Il giovane si trovava a bordo di un'auto con un'altra persona. I carabinieri si sono insospettiti al primo controllo e hanno fatto intervenire un cane dell'unità cinofila

Pubblicato il - 29 settembre 2018 - 10:59

CLES. Alla domanda "cosa fate in Val di Non" hanno spiegato di essere lì per un weekend da amici, ma non hanno saputo dire molto di più. Alla verifica dei documenti uno dei due è risultato avere precedenti penali a carico e problemi legati al mondo della droga. Al controllo di Nabuco, il cane antidroga, non hanno potuto far altro che arrendersi e così i carabinieri hanno trovato oltre 100 grammi di cocaina.

 

I fatti si sono svolti nella tarda serata di ieri. I carabinieri della compagnia di Cles hanno fermato, nel corso di ordinari controlli alla circolazione stradale, una Vw Golf con a bordo due persone di origine albanese. Alla richiesta dei militari di cosa facessero in Val di Non i due, residenti nel bresciano, hanno raccontato di trovarsi in Trentino per trascorrere il fine settimana da amici, persone di cui non hanno però, stranamente, saputo dire molto.

 

La risposta della banca dati in uso alle forze di polizia ha rivelato precedenti penali a carico del più giovane, un 25enne, di loro e frequenti controlli dei due con soggetti legati al mondo degli stupefacenti. La pronta disponibilità di un’unità cinofila della Guardia di Finanza ha permesso, poi, ai militari di poter “approfondire” l’ispezione.

 

E' così intervenuto Nabuco, questo il nome del cane, che ha perquisito l'auto fiutando, e segnalando a suo modo, la possibile presenza di droga, in corrispondenza del sedile occupato dal passeggero. Il giovane è stato per questo condotto alla compagnia di Cles e perquisito. Addosso, nascosto tra gli indumenti intimi, celava un involucro in cellophane contenente 105 grammi di cocaina.

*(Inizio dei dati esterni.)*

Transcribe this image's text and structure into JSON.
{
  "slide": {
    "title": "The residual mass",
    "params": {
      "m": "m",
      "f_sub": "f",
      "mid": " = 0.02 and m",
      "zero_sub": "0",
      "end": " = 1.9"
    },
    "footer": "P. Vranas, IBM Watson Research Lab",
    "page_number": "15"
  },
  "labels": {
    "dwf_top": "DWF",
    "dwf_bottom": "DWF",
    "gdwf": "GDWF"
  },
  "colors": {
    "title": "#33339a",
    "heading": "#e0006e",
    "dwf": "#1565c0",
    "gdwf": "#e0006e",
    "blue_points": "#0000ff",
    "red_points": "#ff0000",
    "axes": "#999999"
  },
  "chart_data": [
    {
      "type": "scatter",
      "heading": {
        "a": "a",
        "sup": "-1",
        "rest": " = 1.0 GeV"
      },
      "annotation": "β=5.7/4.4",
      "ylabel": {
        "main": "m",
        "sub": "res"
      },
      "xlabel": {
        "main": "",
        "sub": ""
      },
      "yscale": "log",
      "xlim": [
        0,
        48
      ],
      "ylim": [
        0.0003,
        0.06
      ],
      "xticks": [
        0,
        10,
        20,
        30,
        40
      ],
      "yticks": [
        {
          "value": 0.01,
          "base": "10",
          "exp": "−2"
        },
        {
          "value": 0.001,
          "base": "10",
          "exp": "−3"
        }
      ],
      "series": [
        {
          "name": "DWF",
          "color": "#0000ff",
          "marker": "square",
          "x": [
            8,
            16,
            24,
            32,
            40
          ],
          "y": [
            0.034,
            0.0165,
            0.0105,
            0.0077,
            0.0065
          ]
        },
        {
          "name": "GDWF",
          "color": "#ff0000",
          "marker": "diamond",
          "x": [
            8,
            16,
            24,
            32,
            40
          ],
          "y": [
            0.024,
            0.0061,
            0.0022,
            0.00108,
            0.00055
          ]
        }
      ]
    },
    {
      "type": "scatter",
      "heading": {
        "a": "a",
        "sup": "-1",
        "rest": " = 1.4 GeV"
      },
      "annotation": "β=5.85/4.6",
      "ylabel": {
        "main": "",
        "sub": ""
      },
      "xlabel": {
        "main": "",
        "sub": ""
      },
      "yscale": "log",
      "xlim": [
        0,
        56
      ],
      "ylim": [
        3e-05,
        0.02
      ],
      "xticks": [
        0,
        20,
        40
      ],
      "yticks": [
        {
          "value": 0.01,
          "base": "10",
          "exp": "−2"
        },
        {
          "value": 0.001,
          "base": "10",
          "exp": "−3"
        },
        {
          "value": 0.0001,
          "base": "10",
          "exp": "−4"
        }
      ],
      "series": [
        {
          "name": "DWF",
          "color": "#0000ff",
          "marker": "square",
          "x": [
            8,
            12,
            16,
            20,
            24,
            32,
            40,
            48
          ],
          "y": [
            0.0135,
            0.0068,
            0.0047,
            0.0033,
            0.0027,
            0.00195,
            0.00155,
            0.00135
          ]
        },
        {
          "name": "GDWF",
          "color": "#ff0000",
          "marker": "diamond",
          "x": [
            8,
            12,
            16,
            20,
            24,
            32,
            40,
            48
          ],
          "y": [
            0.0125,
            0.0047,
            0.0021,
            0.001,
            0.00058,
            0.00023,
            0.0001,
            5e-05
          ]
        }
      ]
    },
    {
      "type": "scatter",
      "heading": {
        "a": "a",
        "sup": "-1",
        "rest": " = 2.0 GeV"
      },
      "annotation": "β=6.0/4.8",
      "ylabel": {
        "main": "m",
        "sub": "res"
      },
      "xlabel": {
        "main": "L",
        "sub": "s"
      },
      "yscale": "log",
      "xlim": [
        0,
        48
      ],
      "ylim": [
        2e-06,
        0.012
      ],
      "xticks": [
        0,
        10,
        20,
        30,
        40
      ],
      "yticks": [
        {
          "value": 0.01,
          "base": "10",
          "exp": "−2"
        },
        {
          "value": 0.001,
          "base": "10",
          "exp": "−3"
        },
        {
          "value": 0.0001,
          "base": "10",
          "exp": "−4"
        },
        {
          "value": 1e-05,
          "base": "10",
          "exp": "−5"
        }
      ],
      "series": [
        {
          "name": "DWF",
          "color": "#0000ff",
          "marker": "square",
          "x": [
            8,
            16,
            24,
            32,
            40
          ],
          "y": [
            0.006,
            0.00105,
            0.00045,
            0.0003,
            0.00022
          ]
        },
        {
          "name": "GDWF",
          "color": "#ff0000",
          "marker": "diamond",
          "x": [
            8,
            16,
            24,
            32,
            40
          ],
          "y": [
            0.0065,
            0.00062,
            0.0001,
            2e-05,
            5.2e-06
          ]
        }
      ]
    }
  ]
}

R.A. (queste le sue iniziali) è così stato tratto in arresto e condotto al carcere di Spini di Gardolo.

 

Le indagini, naturalmente, non possono dirsi concluse. I Carabinieri di Cles lavoreranno per cercare di dare un nome alla persona, o alle persone, a cui la droga sequestrata (lo stupefacente, alla vendita, avrebbe potuto fruttare oltre diecimila euro) era destinata, come pure di circostanziare la correità dell’accompagnatore, persone comunque deferita a piede libero per un supposto concorso nel reato.